İyi de nasıl affedeyim?
Hiç sormayın. Bir yolunu bulup affedeceksiniz, başka çıkarı yok! Bunca zamandır kaç seansta kaç kalp çakrasında kalakaldım biliyor musunuz? Affedilemeyenler orda bekliyordu beni çünkü çok eskilerden gelmiş, hiç gitmemiş kırgınlıklar onlar... Kaç tane pırıl pırıl yürekli, iyi insanın katıla katıla ağlamasına tanık oldum biliyor musunuz? Bazıları gözlerini kocaman kocaman açıp bana şaşkınlıkla baktı sonradan. Seanstan sonra o bölgede çalışırken hissettiğim, gördüğüm şeyleri paylaştığımda, “Ama ben o meseleyi çoktan hallettiğimi sanıyordum!” diyenler çok oldu.

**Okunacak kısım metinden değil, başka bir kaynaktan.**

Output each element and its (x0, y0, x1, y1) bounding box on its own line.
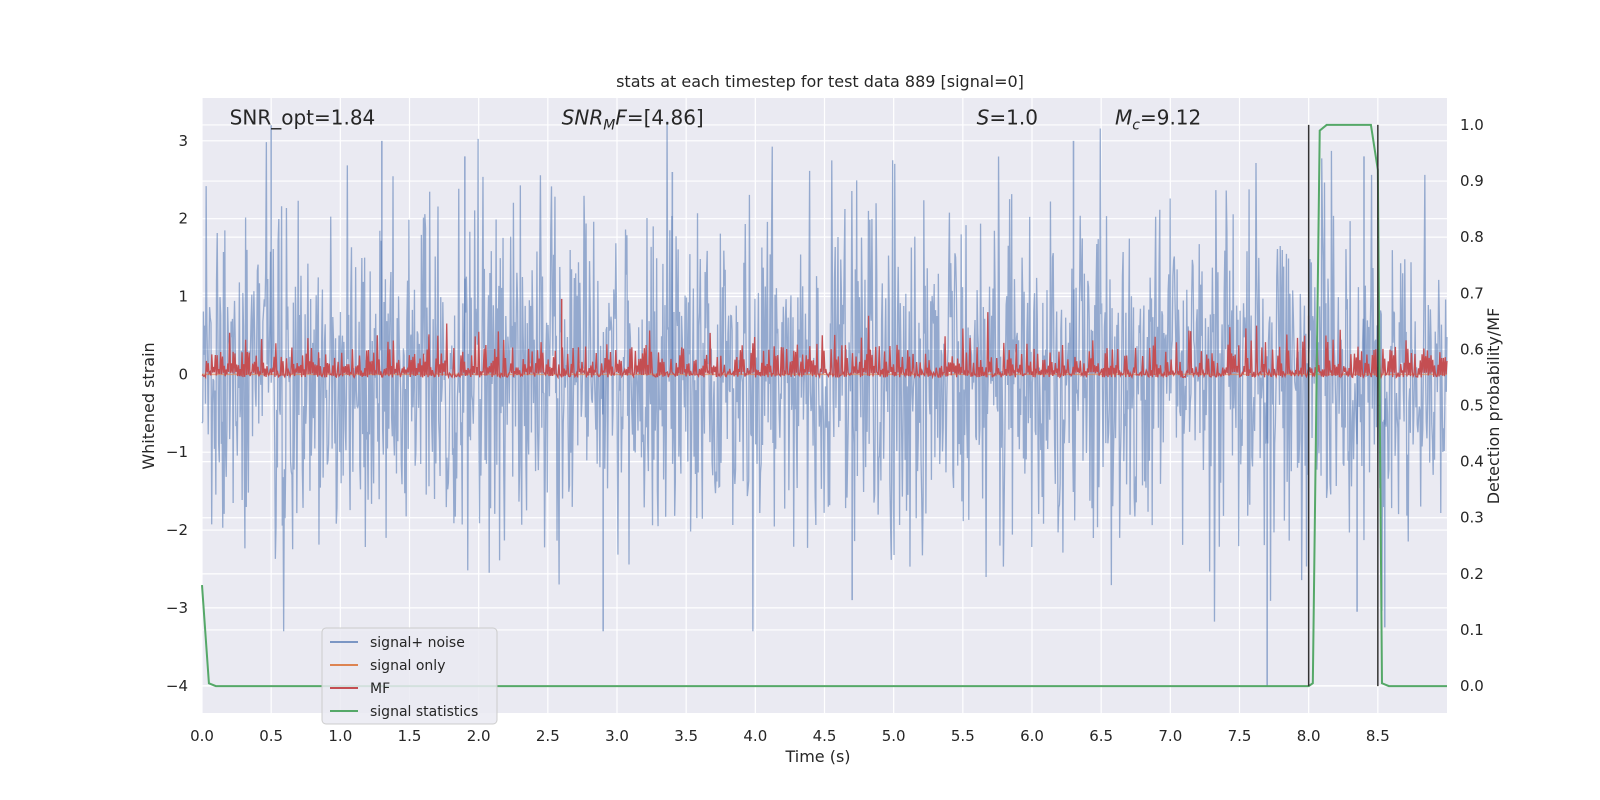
y2-tick-label: 1.0 (1460, 116, 1484, 134)
x-tick-label: 5.5 (951, 727, 975, 745)
x-tick-label: 8.5 (1366, 727, 1390, 745)
y-tick-label: 1 (178, 288, 188, 306)
y2-tick-label: 0.6 (1460, 340, 1484, 358)
y2-axis-label: Detection probability/MF (1484, 308, 1503, 505)
annotation: Mc=9.12 (1115, 105, 1201, 133)
y-tick-label: −1 (166, 443, 188, 461)
x-tick-label: 7.5 (1228, 727, 1252, 745)
x-tick-label: 2.5 (536, 727, 560, 745)
annotations: SNR_opt=1.84 SNRMF=[4.86] S=1.0 Mc=9.12 (230, 105, 1202, 133)
annotation: S=1.0 (977, 105, 1038, 129)
x-axis-label: Time (s) (784, 747, 850, 766)
legend-label: signal+ noise (370, 635, 465, 651)
x-tick-label: 3.0 (605, 727, 629, 745)
y2-tick-label: 0.5 (1460, 397, 1484, 415)
annotation: SNRMF=[4.86] (562, 105, 704, 133)
x-tick-label: 1.5 (398, 727, 422, 745)
y2-tick-label: 0.9 (1460, 172, 1484, 190)
x-tick-label: 1.0 (328, 727, 352, 745)
y2-tick-label: 0.1 (1460, 621, 1484, 639)
x-tick-label: 2.0 (467, 727, 491, 745)
y-tick-label: 3 (178, 132, 188, 150)
y-axis-label: Whitened strain (139, 342, 158, 469)
x-tick-label: 4.0 (743, 727, 767, 745)
x-tick-label: 6.5 (1089, 727, 1113, 745)
x-tick-label: 0.0 (190, 727, 214, 745)
legend-label: MF (370, 681, 390, 697)
legend: signal+ noise signal only MF signal statist… (321, 627, 498, 725)
series-layer (201, 121, 1448, 688)
series-signal-noise (201, 121, 1448, 632)
y-axis-ticks: 3 2 1 0 −1 −2 −3 −4 (166, 132, 188, 695)
x-tick-label: 5.0 (882, 727, 906, 745)
legend-label: signal only (370, 658, 445, 674)
x-tick-label: 0.5 (259, 727, 283, 745)
legend-box (321, 627, 498, 725)
series-mf (201, 312, 1448, 380)
chart-title: stats at each timestep for test data 889… (616, 72, 1024, 91)
annotation: SNR_opt=1.84 (230, 105, 376, 129)
legend-label: signal statistics (370, 704, 478, 720)
y-tick-label: 2 (178, 210, 188, 228)
y-tick-label: 0 (178, 365, 188, 383)
y-tick-label: −4 (166, 677, 188, 695)
x-tick-label: 8.0 (1297, 727, 1321, 745)
x-tick-label: 4.5 (813, 727, 837, 745)
y2-tick-label: 0.0 (1460, 677, 1484, 695)
vline-layer (1307, 124, 1379, 687)
x-axis-ticks: 0.0 0.5 1.0 1.5 2.0 2.5 3.0 3.5 4.0 4.5 5.0 5.5 6.0 6… (190, 727, 1390, 745)
y-tick-label: −2 (166, 521, 188, 539)
y2-tick-label: 0.2 (1460, 565, 1484, 583)
y2-tick-label: 0.4 (1460, 453, 1484, 471)
series-signal-statistics (201, 123, 1447, 688)
y2-tick-label: 0.7 (1460, 284, 1484, 302)
y-tick-label: −3 (166, 599, 188, 617)
y2-tick-label: 0.8 (1460, 228, 1484, 246)
y2-tick-label: 0.3 (1460, 509, 1484, 527)
x-tick-label: 3.5 (674, 727, 698, 745)
y2-axis-ticks: 1.0 0.9 0.8 0.7 0.6 0.5 0.4 0.3 0.2 0.1 0.0 (1460, 116, 1484, 695)
x-tick-label: 7.0 (1158, 727, 1182, 745)
x-tick-label: 6.0 (1020, 727, 1044, 745)
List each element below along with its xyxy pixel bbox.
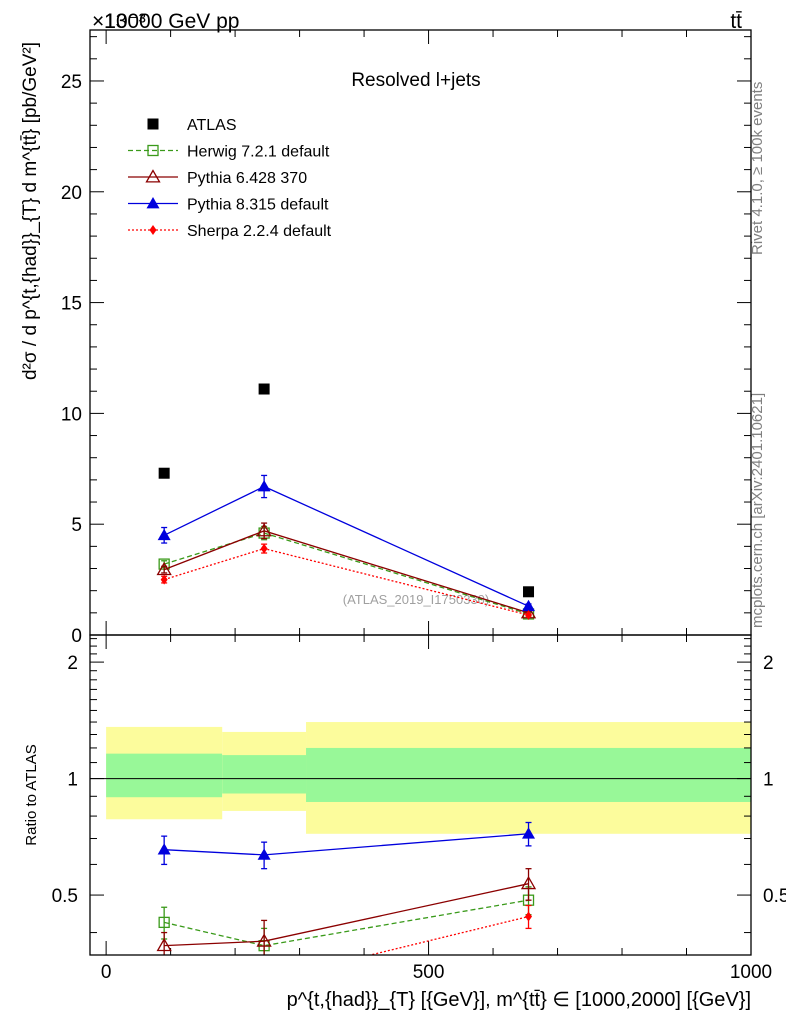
main-series-line [163,485,529,607]
legend-label: Herwig 7.2.1 default [187,144,330,161]
y-multiplier-label: ×10⁻³ [92,10,146,33]
ratio-panel: 0.5 0.5 1 1 2 2 0 500 1000 Ratio to ATLAS p^{t,{… [23,634,786,1011]
ratio-data-point [257,848,271,860]
ratio-series-3 [161,904,533,997]
main-series-0 [158,383,535,598]
main-panel: (ATLAS_2019_I1750330) 0 5 10 15 20 25 Resolve… [20,29,752,647]
process-label: tt̄ [730,10,742,33]
ratio-series-line [164,883,529,947]
ratio-series-line [164,833,529,856]
legend-marker [145,169,161,183]
main-data-point [257,480,271,492]
legend-entry: Herwig 7.2.1 default [128,144,330,161]
legend-label: Pythia 6.428 370 [187,170,307,187]
ratio-y-tick-label: 1 [763,770,774,791]
analysis-watermark: (ATLAS_2019_I1750330) [343,592,489,607]
main-y-tick-label: 5 [71,515,82,536]
legend-label: Pythia 8.315 default [187,197,329,214]
rivet-version-label: Rivet 4.1.0, ≥ 100k events [749,82,766,255]
main-y-tick-label: 20 [61,183,82,204]
main-data-point [158,467,170,479]
source-label: mcplots.cern.ch [arXiv:2401.10621] [749,393,766,628]
legend-marker [147,144,159,157]
ratio-data-point [161,987,168,997]
legend-marker [149,225,157,235]
main-series-2 [156,522,537,619]
ratio-y-tick-label: 0.5 [52,886,78,907]
x-tick-label: 0 [101,962,112,983]
inner-uncertainty-band [222,755,307,794]
main-data-point [256,523,272,537]
main-data-point [258,383,270,395]
ratio-data-point [157,843,171,855]
legend-entry: Pythia 6.428 370 [128,169,307,187]
main-y-tick-label: 25 [61,72,82,93]
ratio-frame [89,634,752,956]
legend: ATLAS Herwig 7.2.1 default Pythia 6.428 37… [128,117,332,240]
main-y-tick-label: 0 [71,626,82,647]
ratio-data-point [522,827,536,839]
legend-entry: Sherpa 2.2.4 default [128,223,332,240]
ratio-data-point [256,933,272,947]
main-data-point [525,610,533,621]
legend-entry: ATLAS [147,117,237,134]
main-title: Resolved l+jets [351,70,480,91]
x-axis-label: p^{t,{had}}_{T} [{GeV}], m^{tt̄} ∈ [1000… [287,989,751,1011]
ratio-y-tick-label: 0.5 [763,886,786,907]
ratio-data-point [156,937,172,952]
ratio-series-1 [156,868,537,955]
x-tick-label: 1000 [730,962,772,983]
inner-uncertainty-band [306,747,751,802]
uncertainty-bands [106,722,751,834]
main-data-point [156,561,172,576]
ratio-series-line [164,899,529,947]
legend-marker [147,118,159,130]
main-y-tick-label: 10 [61,404,82,425]
main-y-axis-label: d²σ / d p^{t,{had}}_{T} d m^{tt̄} [pb/Ge… [20,42,41,380]
legend-label: ATLAS [187,117,237,134]
ratio-data-point [158,916,170,929]
ratio-axis-ticks: 0.5 0.5 1 1 2 2 0 500 1000 [52,635,786,983]
ratio-series-0 [158,886,535,955]
main-y-tick-label: 15 [61,294,82,315]
ratio-y-axis-label: Ratio to ATLAS [23,744,40,845]
legend-label: Sherpa 2.2.4 default [187,223,332,240]
legend-marker [146,197,160,209]
ratio-data-point [261,976,268,986]
ratio-y-tick-label: 2 [763,653,774,674]
main-axis-ticks: 0 5 10 15 20 25 [61,30,752,647]
legend-entry: Pythia 8.315 default [128,197,329,214]
ratio-data-point [525,911,533,922]
ratio-y-tick-label: 1 [67,770,78,791]
main-data-point [157,528,171,541]
main-series-group [156,383,537,621]
ratio-data-point [520,875,537,890]
energy-label: 13000 GeV pp [104,10,239,33]
main-data-point [260,543,268,554]
main-data-point [523,586,535,598]
ratio-series-2 [157,821,536,870]
main-series-4 [160,543,533,621]
main-data-point [160,574,168,585]
inner-uncertainty-band [106,753,223,798]
main-series-3 [157,474,536,612]
main-data-point [522,599,536,612]
x-tick-label: 500 [413,962,445,983]
ratio-y-tick-label: 2 [67,653,78,674]
ratio-series-group [156,821,537,997]
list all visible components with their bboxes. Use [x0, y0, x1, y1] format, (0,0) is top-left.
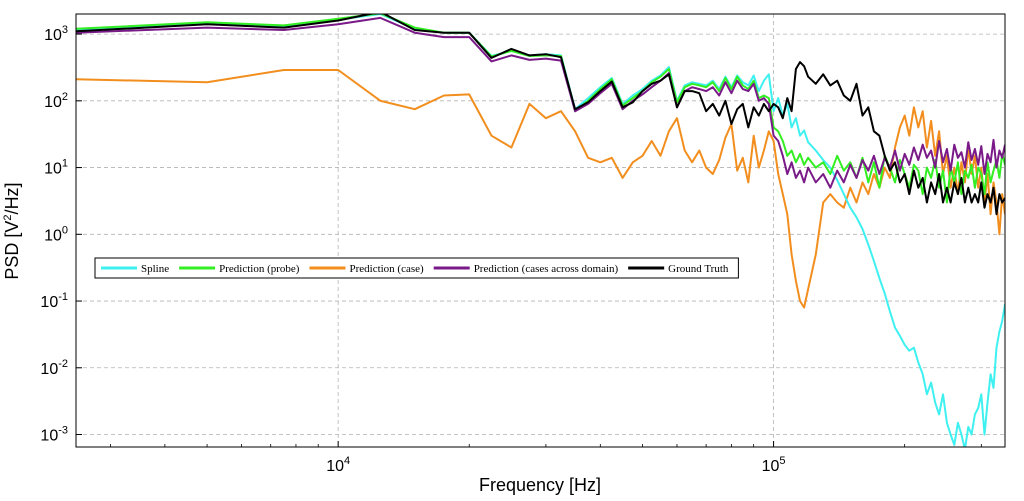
- x-tick-label-1: 105: [762, 455, 786, 475]
- x-axis-title: Frequency [Hz]: [479, 475, 601, 495]
- series-line-prediction-cases-across-domain: [76, 16, 1005, 189]
- y-tick-base-1: 10: [44, 94, 62, 111]
- y-tick-label-0: 103: [44, 24, 68, 44]
- y-axis-title-prefix: PSD [V: [2, 221, 22, 280]
- x-tick-base-1: 10: [762, 458, 780, 475]
- series-line-spline: [76, 14, 1005, 447]
- y-tick-base-3: 10: [44, 227, 62, 244]
- y-tick-exp-1: 2: [62, 91, 68, 103]
- y-tick-base-5: 10: [40, 361, 58, 378]
- y-tick-label-2: 101: [44, 158, 68, 178]
- y-tick-label-1: 102: [44, 91, 68, 111]
- y-tick-base-6: 10: [40, 428, 58, 445]
- y-tick-label-4: 10-1: [40, 291, 68, 311]
- legend: Spline Prediction (probe) Prediction (case…: [94, 257, 739, 279]
- x-tick-exp-0: 4: [344, 455, 350, 467]
- x-tick-exp-1: 5: [779, 455, 785, 467]
- y-tick-exp-2: 1: [62, 158, 68, 170]
- y-tick-base-4: 10: [40, 294, 58, 311]
- series-line-prediction-probe: [76, 14, 1005, 204]
- grid-lines: [76, 14, 1005, 447]
- y-tick-base-0: 10: [44, 27, 62, 44]
- legend-box: [94, 257, 739, 279]
- y-tick-label-5: 10-2: [40, 358, 68, 378]
- y-tick-base-2: 10: [44, 161, 62, 178]
- legend-label-3: Prediction (cases across domain): [474, 263, 619, 275]
- x-tick-label-0: 104: [326, 455, 350, 475]
- y-tick-exp-4: -1: [58, 291, 68, 303]
- y-tick-label-6: 10-3: [40, 425, 68, 445]
- series-line-ground-truth: [76, 14, 1005, 216]
- x-tick-base-0: 10: [326, 458, 344, 475]
- legend-label-1: Prediction (probe): [219, 263, 300, 275]
- series-lines: [76, 14, 1005, 447]
- y-tick-label-3: 100: [44, 224, 68, 244]
- y-tick-exp-0: 3: [62, 24, 68, 36]
- y-axis-title: PSD [V2/Hz]: [2, 182, 22, 279]
- y-axis-title-suffix: /Hz]: [2, 182, 22, 214]
- y-tick-exp-5: -2: [58, 358, 68, 370]
- plot-frame: [75, 13, 1006, 448]
- y-tick-exp-3: 0: [62, 224, 68, 236]
- legend-label-2: Prediction (case): [349, 263, 424, 275]
- legend-label-4: Ground Truth: [668, 263, 729, 275]
- y-axis-title-sup: 2: [2, 214, 14, 220]
- legend-label-0: Spline: [141, 263, 169, 275]
- y-tick-exp-6: -3: [58, 425, 68, 437]
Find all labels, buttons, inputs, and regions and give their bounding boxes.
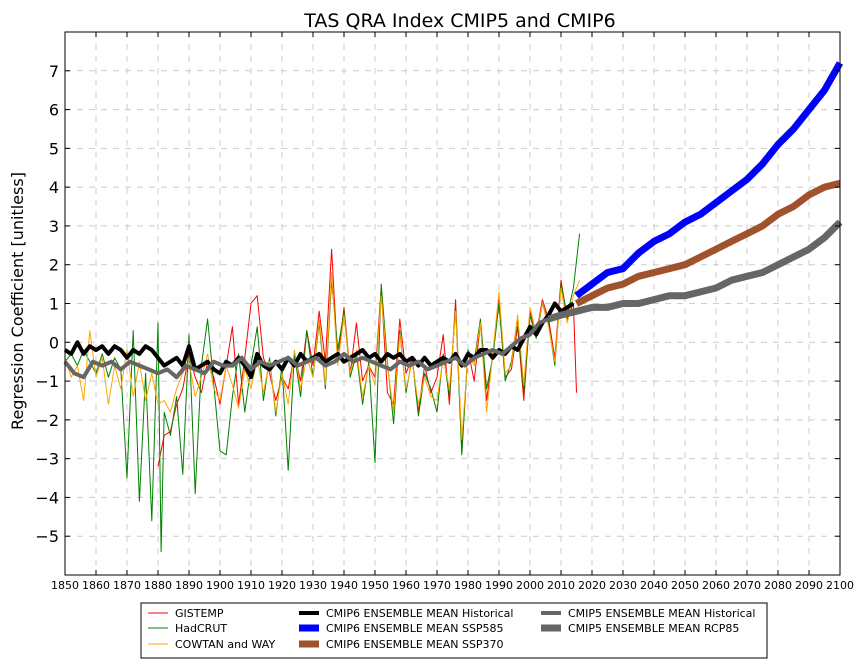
x-tick-label: 1850 (51, 579, 79, 592)
y-tick-label: 7 (49, 62, 59, 81)
x-tick-label: 1990 (485, 579, 513, 592)
y-tick-label: −2 (35, 411, 59, 430)
legend-label: CMIP6 ENSEMBLE MEAN SSP585 (326, 622, 504, 635)
x-tick-label: 2060 (702, 579, 730, 592)
y-ticks: −5 −4 −3 −2 −1 0 1 2 3 4 5 6 7 (35, 62, 840, 546)
series-line-5 (574, 179, 841, 307)
y-tick-label: 3 (49, 217, 59, 236)
y-tick-label: 0 (49, 333, 59, 352)
y-tick-label: 2 (49, 256, 59, 275)
x-tick-label: 1900 (206, 579, 234, 592)
y-tick-label: −5 (35, 527, 59, 546)
x-tick-label: 2090 (795, 579, 823, 592)
legend-label: COWTAN and WAY (175, 638, 275, 651)
y-tick-label: 5 (49, 139, 59, 158)
legend-label: CMIP6 ENSEMBLE MEAN Historical (326, 607, 513, 620)
x-tick-label: 2030 (609, 579, 637, 592)
y-tick-label: 6 (49, 101, 59, 120)
x-tick-label: 2050 (671, 579, 699, 592)
y-tick-label: −4 (35, 488, 59, 507)
x-tick-label: 2010 (547, 579, 575, 592)
series-line-7 (547, 219, 843, 323)
x-tick-label: 1930 (299, 579, 327, 592)
legend-label: HadCRUT (175, 622, 227, 635)
y-tick-label: −1 (35, 372, 59, 391)
legend-label: CMIP5 ENSEMBLE MEAN RCP85 (568, 622, 739, 635)
series-line-2 (64, 272, 581, 440)
x-tick-label: 1970 (423, 579, 451, 592)
grid (64, 32, 841, 575)
x-tick-label: 2000 (516, 579, 544, 592)
legend: GISTEMP HadCRUT COWTAN and WAY CMIP6 ENSEMB… (148, 607, 755, 651)
x-tick-label: 2070 (733, 579, 761, 592)
x-tick-label: 1960 (392, 579, 420, 592)
series-group (63, 61, 844, 553)
series-line-6 (63, 317, 550, 380)
legend-label: GISTEMP (175, 607, 224, 620)
y-tick-label: 4 (49, 178, 59, 197)
x-tick-label: 1940 (330, 579, 358, 592)
x-tick-label: 2040 (640, 579, 668, 592)
y-tick-label: 1 (49, 295, 59, 314)
x-ticks: 1850 1860 1870 1880 1890 1900 1910 1920 1930 1940… (51, 32, 854, 592)
x-tick-label: 1920 (268, 579, 296, 592)
legend-label: CMIP6 ENSEMBLE MEAN SSP370 (326, 638, 504, 651)
x-tick-label: 1860 (82, 579, 110, 592)
legend-label: CMIP5 ENSEMBLE MEAN Historical (568, 607, 755, 620)
x-tick-label: 1980 (454, 579, 482, 592)
x-tick-label: 1890 (175, 579, 203, 592)
x-tick-label: 1880 (144, 579, 172, 592)
x-tick-label: 2020 (578, 579, 606, 592)
legend-box (140, 602, 768, 659)
x-tick-label: 1870 (113, 579, 141, 592)
series-line-1 (64, 233, 581, 553)
x-tick-label: 1950 (361, 579, 389, 592)
series-line-4 (574, 61, 844, 299)
x-tick-label: 1910 (237, 579, 265, 592)
y-axis-label: Regression Coefficient [unitless] (8, 172, 27, 430)
x-tick-label: 2100 (826, 579, 854, 592)
chart-title: TAS QRA Index CMIP5 and CMIP6 (303, 10, 615, 32)
y-tick-label: −3 (35, 450, 59, 469)
x-tick-label: 2080 (764, 579, 792, 592)
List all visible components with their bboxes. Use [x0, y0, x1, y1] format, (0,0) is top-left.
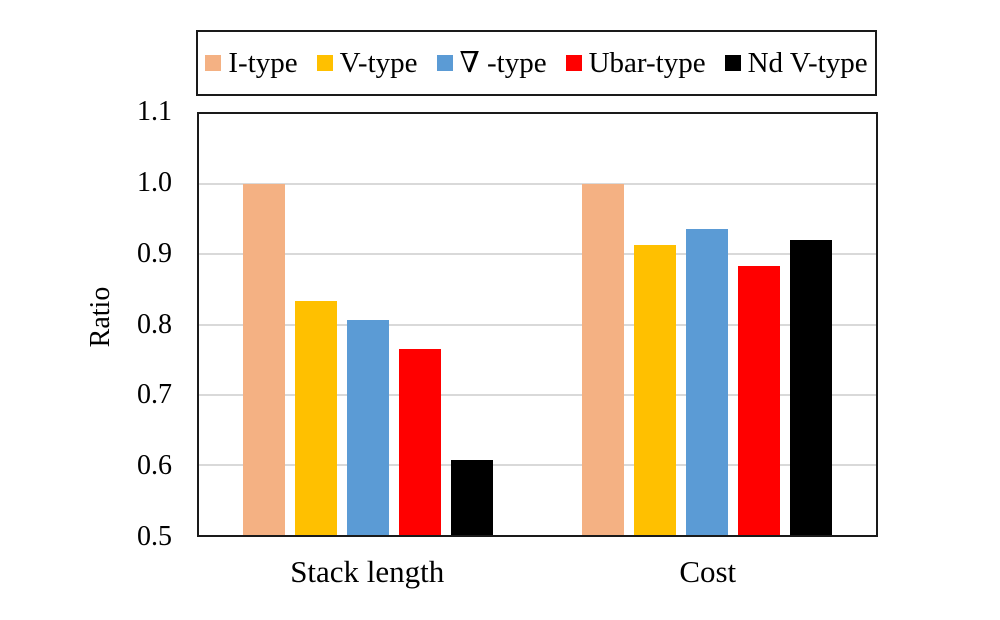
- gridline-0.9: [199, 253, 876, 256]
- gridline-1: [199, 183, 876, 186]
- category-label-cost: Cost: [679, 554, 737, 589]
- legend-label-nd-v-type: Nd V-type: [747, 46, 868, 79]
- legend-label-v-type: V-type: [339, 46, 418, 79]
- y-tick-label-1.1: 1.1: [137, 96, 172, 127]
- legend-item-ubar-type: Ubar-type: [565, 46, 706, 79]
- legend-label-type: ∇ -type: [459, 46, 547, 79]
- bar-stack-length-type: [347, 319, 390, 535]
- bar-group-cost: [538, 114, 877, 535]
- legend-swatch-nd-v-type: [724, 55, 741, 71]
- bar-cost-nd-v-type: [789, 240, 832, 535]
- gridline-0.8: [199, 323, 876, 326]
- gridline-0.6: [199, 463, 876, 466]
- y-tick-label-0.6: 0.6: [137, 450, 172, 482]
- bar-cost-v-type: [633, 244, 676, 535]
- bar-cost-type: [685, 229, 728, 535]
- legend-label-ubar-type: Ubar-type: [588, 46, 706, 79]
- legend-swatch-type: [436, 55, 453, 71]
- y-tick-label-0.9: 0.9: [137, 237, 172, 269]
- category-label-stack-length: Stack length: [290, 554, 445, 589]
- plot-area: [197, 112, 878, 537]
- legend-swatch-v-type: [316, 55, 333, 71]
- legend-label-i-type: I-type: [228, 46, 298, 79]
- bar-stack-length-ubar-type: [399, 349, 442, 535]
- gridline-0.7: [199, 393, 876, 396]
- legend-swatch-i-type: [205, 55, 222, 71]
- bar-cost-ubar-type: [737, 265, 780, 535]
- legend-item-i-type: I-type: [205, 46, 298, 79]
- legend-swatch-ubar-type: [565, 55, 582, 71]
- y-tick-label-0.8: 0.8: [137, 308, 172, 340]
- bar-stack-length-i-type: [243, 184, 286, 535]
- y-tick-label-0.7: 0.7: [137, 379, 172, 411]
- x-axis-category-labels: Stack length Cost: [197, 551, 878, 593]
- bar-cost-i-type: [581, 184, 624, 535]
- legend-item-nd-v-type: Nd V-type: [724, 46, 868, 79]
- y-axis-ticks: 0.5 0.6 0.7 0.8 0.9 1.0 1.1: [100, 97, 182, 552]
- bar-stack-length-nd-v-type: [451, 459, 494, 535]
- y-tick-label-1: 1.0: [137, 166, 172, 198]
- bar-group-stack-length: [199, 114, 538, 535]
- legend: I-type V-type ∇ -type Ubar-type Nd V-type: [196, 30, 877, 96]
- legend-item-type: ∇ -type: [436, 46, 547, 79]
- y-tick-label-0.5: 0.5: [137, 521, 172, 552]
- legend-item-v-type: V-type: [316, 46, 418, 79]
- bar-stack-length-v-type: [295, 301, 338, 535]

Affedememek, bıkmadan usanmadan inatla taşınan bir yük gibi aslında. İçindekinin bize hiçbir faydası olmadığını bildiğimiz halde, sırf kendi kendimize söz verdik diye sırtlanıp bir ömür taşıdığımız ağır bir yük. Yolumuz açıkken mutlu mutlu adımlarla ilerlemek varken bizi yavaşlatıyor, yoruyor. Yolun kenarına bırakıp devam etsek rahatlayacağız ama yok, olmaz! Ne pahasına olursa olsun taşıyoruz sonuna kadar.
Böyle ziyan olan bir hayat aslında affedilemeyen kişiye verilen bir ödül. Bizi yalnızca geçmişte üzmüş, kırmış olmakla kalmıyor… Bugün, yarın, yarından sonra da o acıyı taze tutmamızı, yaşatmamızı garantiliyor. Her daim acıyan can, hiç kapanmayan bir yara olarak hayatımızda kalıyor.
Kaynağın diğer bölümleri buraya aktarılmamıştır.